The Indian rainfall is largely governed by the Monsoon season when it rains heavily for 4 months each year. The following graph shows the very strong seasonal cycle:
To see other than seasonal fluctuations and cycles it is necessary to remove the seasonal components. It was found that the variations during the wet and dry seasons have different proportionalities. To make these extremely different seasons have similar amounts of variations it was found that using the square root of monthly rainfall was a good measure. So the following graph shows (monthly rainfall)^0.5 after removing the seasonal cycle.
When the spectrum of rainfall is determined, the seasonal cycles dominate, with 1 year, 1/2 year, 1/3 year cycles being very strong and 1/4 and 1/5 also showing.

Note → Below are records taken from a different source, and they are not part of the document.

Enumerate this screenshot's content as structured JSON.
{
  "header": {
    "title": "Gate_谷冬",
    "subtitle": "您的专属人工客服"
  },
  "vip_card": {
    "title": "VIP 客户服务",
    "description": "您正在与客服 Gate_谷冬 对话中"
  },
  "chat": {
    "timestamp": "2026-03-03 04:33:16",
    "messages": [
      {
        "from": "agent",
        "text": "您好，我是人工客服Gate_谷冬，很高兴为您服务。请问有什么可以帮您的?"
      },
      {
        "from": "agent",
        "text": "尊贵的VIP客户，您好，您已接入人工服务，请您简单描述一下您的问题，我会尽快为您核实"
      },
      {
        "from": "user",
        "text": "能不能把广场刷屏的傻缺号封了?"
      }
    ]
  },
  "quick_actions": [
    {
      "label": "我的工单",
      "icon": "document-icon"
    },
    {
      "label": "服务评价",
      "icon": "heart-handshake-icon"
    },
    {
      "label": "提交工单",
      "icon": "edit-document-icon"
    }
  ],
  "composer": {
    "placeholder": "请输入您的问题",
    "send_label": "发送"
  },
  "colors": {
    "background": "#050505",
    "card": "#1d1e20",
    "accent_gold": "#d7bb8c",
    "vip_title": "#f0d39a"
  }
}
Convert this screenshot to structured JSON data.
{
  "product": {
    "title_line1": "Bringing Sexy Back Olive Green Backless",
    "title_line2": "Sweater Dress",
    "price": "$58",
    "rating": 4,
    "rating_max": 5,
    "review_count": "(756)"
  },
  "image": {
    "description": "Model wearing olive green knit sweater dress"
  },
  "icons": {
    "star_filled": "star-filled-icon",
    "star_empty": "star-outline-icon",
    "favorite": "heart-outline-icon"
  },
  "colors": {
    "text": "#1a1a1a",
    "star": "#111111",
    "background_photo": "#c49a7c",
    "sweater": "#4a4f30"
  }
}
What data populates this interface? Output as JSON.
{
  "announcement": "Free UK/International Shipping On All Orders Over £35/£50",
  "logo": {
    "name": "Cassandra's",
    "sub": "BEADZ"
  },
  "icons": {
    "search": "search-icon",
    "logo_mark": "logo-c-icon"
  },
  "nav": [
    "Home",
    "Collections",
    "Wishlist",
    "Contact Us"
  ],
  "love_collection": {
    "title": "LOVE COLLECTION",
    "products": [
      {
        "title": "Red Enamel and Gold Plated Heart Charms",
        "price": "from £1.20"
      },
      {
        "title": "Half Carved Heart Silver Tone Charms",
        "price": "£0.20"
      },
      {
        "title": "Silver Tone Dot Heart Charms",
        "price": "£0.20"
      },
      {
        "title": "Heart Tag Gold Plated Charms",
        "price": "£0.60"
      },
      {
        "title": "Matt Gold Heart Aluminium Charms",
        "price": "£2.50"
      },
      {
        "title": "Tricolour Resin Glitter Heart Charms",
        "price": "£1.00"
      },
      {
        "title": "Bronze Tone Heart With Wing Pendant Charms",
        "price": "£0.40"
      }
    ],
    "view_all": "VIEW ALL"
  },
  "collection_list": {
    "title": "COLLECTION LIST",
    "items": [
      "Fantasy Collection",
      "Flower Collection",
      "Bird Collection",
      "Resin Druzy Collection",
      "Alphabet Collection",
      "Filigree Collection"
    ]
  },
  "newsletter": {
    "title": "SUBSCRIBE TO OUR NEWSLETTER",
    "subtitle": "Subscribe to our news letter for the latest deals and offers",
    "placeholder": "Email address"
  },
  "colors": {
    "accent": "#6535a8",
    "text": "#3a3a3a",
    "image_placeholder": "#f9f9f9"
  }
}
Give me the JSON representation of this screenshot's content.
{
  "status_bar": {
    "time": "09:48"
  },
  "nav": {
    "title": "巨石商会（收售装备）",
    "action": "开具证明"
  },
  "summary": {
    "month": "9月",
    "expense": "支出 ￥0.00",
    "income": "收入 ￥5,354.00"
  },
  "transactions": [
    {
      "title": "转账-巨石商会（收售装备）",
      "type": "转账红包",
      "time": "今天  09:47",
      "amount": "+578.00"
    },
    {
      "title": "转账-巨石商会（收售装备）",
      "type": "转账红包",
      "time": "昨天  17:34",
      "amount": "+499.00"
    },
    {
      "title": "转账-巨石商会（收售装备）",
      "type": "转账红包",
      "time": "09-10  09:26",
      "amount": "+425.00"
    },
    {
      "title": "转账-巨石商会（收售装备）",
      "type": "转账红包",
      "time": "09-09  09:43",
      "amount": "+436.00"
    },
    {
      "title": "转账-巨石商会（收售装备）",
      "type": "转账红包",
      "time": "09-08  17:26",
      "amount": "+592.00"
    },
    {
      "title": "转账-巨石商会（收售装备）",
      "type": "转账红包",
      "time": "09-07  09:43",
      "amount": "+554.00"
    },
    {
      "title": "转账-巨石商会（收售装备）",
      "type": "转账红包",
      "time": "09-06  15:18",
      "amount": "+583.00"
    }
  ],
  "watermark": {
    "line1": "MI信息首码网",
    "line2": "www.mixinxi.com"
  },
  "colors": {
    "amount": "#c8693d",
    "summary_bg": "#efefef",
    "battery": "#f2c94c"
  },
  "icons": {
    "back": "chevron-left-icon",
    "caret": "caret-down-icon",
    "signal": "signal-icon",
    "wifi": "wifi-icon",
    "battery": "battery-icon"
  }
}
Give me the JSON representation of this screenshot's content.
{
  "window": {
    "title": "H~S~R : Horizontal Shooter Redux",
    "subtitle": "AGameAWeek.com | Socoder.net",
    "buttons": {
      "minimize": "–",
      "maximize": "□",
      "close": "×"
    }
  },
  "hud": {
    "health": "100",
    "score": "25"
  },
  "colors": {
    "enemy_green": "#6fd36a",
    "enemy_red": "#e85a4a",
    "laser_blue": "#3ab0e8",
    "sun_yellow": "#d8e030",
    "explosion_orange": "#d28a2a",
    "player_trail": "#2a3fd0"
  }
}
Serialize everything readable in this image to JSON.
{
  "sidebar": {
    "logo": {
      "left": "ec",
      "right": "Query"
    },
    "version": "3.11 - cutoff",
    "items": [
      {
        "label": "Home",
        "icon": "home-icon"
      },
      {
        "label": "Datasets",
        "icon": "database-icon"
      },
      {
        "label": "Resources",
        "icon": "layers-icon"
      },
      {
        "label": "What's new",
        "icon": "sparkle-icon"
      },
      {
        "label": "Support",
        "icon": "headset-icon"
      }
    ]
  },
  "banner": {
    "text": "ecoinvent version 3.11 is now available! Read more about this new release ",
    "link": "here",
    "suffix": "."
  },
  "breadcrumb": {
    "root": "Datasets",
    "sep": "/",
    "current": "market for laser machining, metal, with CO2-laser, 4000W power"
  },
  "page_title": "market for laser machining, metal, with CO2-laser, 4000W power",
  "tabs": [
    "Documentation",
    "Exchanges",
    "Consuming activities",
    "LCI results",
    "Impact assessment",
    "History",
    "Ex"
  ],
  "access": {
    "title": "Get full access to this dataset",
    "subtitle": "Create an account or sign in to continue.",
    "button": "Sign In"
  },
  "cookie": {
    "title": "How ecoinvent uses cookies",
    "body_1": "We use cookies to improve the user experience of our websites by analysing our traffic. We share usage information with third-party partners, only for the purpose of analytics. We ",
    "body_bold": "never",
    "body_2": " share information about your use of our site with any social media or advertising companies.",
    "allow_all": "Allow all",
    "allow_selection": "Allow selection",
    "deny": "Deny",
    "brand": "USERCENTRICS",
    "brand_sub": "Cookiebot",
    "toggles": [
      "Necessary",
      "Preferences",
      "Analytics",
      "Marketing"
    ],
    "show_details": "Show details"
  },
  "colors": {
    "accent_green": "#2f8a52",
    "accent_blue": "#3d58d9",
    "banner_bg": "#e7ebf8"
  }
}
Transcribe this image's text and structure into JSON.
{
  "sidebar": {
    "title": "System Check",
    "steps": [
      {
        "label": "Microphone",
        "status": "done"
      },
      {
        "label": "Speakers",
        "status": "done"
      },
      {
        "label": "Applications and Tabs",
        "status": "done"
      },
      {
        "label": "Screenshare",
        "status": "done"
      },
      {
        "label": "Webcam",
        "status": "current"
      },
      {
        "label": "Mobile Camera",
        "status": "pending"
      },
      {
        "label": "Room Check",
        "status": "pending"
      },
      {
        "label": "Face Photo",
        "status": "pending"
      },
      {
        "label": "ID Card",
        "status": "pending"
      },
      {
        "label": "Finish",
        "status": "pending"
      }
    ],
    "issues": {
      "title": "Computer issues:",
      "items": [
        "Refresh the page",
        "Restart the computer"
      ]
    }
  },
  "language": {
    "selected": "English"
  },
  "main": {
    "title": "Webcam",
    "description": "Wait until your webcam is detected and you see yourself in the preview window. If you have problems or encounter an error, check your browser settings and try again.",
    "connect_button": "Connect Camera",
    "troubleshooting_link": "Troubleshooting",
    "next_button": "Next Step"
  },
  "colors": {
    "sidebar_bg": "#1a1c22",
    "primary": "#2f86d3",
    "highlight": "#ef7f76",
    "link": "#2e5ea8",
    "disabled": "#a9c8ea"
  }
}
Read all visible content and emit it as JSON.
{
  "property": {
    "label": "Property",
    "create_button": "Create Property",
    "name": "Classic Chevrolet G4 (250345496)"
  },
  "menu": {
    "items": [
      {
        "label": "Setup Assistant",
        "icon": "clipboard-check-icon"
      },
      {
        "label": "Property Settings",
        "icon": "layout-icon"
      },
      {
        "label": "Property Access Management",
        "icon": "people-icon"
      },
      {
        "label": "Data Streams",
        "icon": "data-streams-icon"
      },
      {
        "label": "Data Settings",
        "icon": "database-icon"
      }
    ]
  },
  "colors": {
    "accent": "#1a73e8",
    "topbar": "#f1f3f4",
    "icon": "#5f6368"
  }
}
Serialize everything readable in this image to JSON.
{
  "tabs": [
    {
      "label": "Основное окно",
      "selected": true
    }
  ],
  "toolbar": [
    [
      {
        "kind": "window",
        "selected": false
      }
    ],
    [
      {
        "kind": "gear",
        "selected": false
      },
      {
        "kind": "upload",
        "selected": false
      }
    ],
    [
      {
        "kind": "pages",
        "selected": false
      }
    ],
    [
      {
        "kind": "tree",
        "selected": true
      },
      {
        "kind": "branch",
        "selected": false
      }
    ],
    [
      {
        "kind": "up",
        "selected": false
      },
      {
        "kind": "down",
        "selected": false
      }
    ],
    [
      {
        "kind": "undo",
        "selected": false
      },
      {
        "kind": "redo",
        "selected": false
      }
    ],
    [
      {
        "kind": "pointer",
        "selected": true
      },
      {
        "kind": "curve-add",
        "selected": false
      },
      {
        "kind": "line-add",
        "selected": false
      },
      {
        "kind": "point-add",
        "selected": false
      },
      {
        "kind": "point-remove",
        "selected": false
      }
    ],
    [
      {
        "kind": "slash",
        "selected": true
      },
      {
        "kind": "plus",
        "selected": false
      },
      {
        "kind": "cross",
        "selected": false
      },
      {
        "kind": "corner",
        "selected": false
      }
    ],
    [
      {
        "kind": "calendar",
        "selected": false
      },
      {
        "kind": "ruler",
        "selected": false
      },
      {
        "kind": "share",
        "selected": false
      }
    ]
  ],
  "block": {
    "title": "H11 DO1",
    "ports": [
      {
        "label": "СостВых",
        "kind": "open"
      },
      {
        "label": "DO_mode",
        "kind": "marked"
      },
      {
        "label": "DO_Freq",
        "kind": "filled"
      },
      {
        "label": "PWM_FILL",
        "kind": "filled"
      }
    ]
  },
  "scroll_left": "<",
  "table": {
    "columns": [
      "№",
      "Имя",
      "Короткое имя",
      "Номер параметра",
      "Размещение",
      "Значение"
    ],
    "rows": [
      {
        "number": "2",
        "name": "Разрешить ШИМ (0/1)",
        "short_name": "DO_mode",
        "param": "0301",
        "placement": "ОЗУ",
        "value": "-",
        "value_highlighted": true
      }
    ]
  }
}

Other cycles are present, but these are more easily studied after removing the strong seasonal cycles.
The following graph therefore shows the spectrum of (Indian monthly rainfall)^0.5 with seasonal variations removed:
There are some long cycles present, namely 19 years, 10 years, 7.0 years, and 3.86 years. Of these we might suspect that the 19 year cycle is related to any of several lunar cycles that affects ocean and atmospheric tides.
Of seven strong shorter cycles, four have been marked with green triangles at the exact locations of harmonics in repeated 2:1 ratios. The periods found were 627, 303.5, 153.0 and 75.75 days. Each is rather close to half of the previous one. Not only that, but these cycles have very similar periods to a series of cycles found in solar activity and reported extensively in peer reviewed journals. The most commonly reported one of these cycles is generally called the 154 day cycle (or sometimes from 150 to 160 days) and it is noted that the relationship of 308 – 154 – 77 days and 103 – 52 – 26 days are all present in a variety of solar phenomena. Indeed, the 26 day period is the solar siderial rotation period which we see as 28 days because the earth is moving around the Sun a little each solar rotation.